Mentored research leads to NIH fellowship

“The mentorship is one of the biggest reasons I’m glad I went to Mount Holyoke. When I talk to my peers who didn’t go to a small liberal arts college, it’s so different.”

In high school, Kylee Miller took classes at a local community college, joining its math honors program. She found herself as the only female in the program, with all her professors being male. “It really felt like if I got something wrong, I represented all women being bad at math,” Miller said. “It was too much pressure.”

The learning environment was a bit different at Mount Holyoke, to say the least. Many of Miller’s math professors have been female; she describes one of her advisors, Margaret Robinson, as a “pioneer for women in mathematics.” Surrounded by female, as well as trans and nonbinary students, and supported by mentors, Miller felt comfortable pursuing her STEM field passions. She ended up double-majoring in mathematics and neuroscience.

Miller arrived on campus with a specific research interest: substance abuse disorder. In high school, she worked for her father’s small business alongside employees in recovery, who shared their stories with her. Additionally, while working as an EMT in her hometown, many of the patients she helped struggled with addiction.

Not one to sit around and just hope for the best, Miller connected with Assistant Professor André White in the neuroscience and biology department during her first year. She ended up working in his lab for two years as a research assistant, where she helped automate data analyses and run behavioral trials in a long-term project focused on learning, memory and reward loss relative to drug-seeking behavior. Additionally, she helped launch another research project as a senior undergraduate research associate in a lab run by Assistant Professor of Neuroscience and Behavior Marta Sabariego. It focused on the role the hippocampus (a region of the brain) plays in learning and adaptation after reward loss occurs, illuminating mechanisms at play in those suffering from substance abuse disorder.

During her first year, the idea of doing research was “really daunting.” She initially imagined a career in practicing medicine. But the ability to take advantage of research opportunities during the last three years, combined with her “amazing mentors,” has shown her how closely the worlds of research and medicine intertwine. As a result, her career plans have evolved.

“I owe a lot of my early success to having amazing mentors who really pushed me and gave me feedback on research and writing and encouraged me to go for things,” she said.

In 2022 and 2023, she was recognized by a highly competitive national scholarship program for low-income students at the National Institutes of Health (NIH). Along with scholarship funds, Miller’s awards include two full-time paid summer research internships (the first of which was last year) at NIH headquarters outside of Washington, D.C., followed by a two-year paid research fellowship at the federal agency.
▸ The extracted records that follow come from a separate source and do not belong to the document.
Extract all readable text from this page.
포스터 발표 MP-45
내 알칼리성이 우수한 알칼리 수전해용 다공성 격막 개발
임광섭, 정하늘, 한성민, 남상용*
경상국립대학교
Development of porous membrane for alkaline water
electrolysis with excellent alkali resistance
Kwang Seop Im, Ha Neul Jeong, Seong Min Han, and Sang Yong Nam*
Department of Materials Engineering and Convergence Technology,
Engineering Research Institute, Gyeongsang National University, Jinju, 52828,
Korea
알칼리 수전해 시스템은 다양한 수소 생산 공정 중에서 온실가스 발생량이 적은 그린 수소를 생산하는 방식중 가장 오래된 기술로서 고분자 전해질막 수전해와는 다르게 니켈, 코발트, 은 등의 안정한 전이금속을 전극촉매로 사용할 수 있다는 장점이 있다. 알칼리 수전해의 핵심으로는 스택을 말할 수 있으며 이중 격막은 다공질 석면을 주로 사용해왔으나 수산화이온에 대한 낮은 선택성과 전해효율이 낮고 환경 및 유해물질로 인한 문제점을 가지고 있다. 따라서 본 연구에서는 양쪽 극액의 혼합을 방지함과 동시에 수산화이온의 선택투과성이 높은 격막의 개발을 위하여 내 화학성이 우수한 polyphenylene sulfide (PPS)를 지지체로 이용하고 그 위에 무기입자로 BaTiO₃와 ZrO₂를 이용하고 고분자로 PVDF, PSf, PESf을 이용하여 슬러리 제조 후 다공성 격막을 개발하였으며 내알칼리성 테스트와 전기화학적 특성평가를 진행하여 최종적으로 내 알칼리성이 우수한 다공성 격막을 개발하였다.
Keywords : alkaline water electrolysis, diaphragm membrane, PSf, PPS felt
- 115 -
Miller will be moving to the D.C. area after graduation.

After that, she may enroll in a joint MD-Ph.D. program — a goal she would not be contemplating if not for supportive mentors and the chance to work on campus in labs led by accomplished professors. “It’s been such an impactful thing,” she said. “The mentorship is one of the biggest reasons I’m glad I went to Mount Holyoke. When I talk to my peers who didn’t go to a small liberal arts college, it’s so different.”

Looking to pay the benefits of mentorship forward, Miller began working in the chemistry department during her sophomore year as a tutor and mentor of younger students. “I love to give back what I’ve learned,” she said. (Miller’s energy appears boundless: she has also worked as a student health aide and a fitness center monitor on campus.)
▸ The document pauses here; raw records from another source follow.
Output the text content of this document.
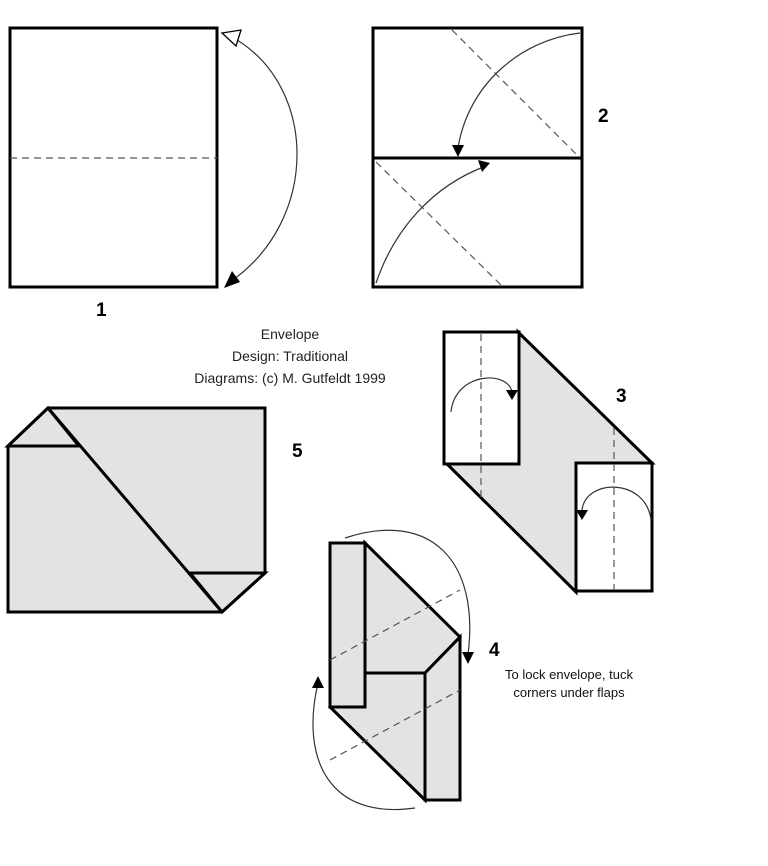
1
2
Envelope
Design: Traditional
Diagrams: (c) M. Gutfeldt 1999
3
4
To lock envelope, tuck
corners under flaps
5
After noticing that some chemistry students needed more than just tutors to thrive, she decided to push for change. She met with faculty and administrators to reimagine support services to ensure no one falls behind. “I don’t want anyone to think they cannot pursue a major or career that requires chemistry,” she said. “It’s been very interesting to work with the administration. I think that if Mount Holyoke students are passionate and push for change, things really can change.”
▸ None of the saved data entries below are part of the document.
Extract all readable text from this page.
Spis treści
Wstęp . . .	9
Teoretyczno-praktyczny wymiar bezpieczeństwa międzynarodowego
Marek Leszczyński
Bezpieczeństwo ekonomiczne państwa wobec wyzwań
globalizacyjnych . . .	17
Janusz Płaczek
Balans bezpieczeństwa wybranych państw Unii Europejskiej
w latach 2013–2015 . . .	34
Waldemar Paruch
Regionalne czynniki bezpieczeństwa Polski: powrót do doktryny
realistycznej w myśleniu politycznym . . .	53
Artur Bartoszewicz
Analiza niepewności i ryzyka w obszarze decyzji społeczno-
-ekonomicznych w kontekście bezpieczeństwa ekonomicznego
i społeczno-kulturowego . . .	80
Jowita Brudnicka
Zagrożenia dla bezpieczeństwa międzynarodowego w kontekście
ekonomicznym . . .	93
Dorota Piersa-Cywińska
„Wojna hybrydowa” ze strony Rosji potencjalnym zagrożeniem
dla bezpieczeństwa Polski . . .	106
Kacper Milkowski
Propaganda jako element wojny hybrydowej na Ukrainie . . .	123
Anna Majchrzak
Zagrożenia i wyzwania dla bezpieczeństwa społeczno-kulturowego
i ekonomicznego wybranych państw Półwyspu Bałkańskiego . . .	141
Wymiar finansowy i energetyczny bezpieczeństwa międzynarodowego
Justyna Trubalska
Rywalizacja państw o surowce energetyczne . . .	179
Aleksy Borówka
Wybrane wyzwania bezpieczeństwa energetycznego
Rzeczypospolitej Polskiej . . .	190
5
Miller has pushed for change in another way on campus. As a board member of the Planned Parenthood Generation Action Club, she advocated for the distribution of free menstrual products on campus, including in bathrooms. The group also provides informational programming about safe sex and the history of reproductive health rights and justice. “It’s been collaborative and incredibly rewarding,” she said. “We’ve done a lot.”

As she looks back at her time at Mount Holyoke, Miller has no trouble naming things she loved, such as access to mentors and research opportunities and the chance to become close friends with students from around the world. And there’s one other important thing: “The students expect a lot of the College — we hold it accountable. And the College is really willing to work with students.”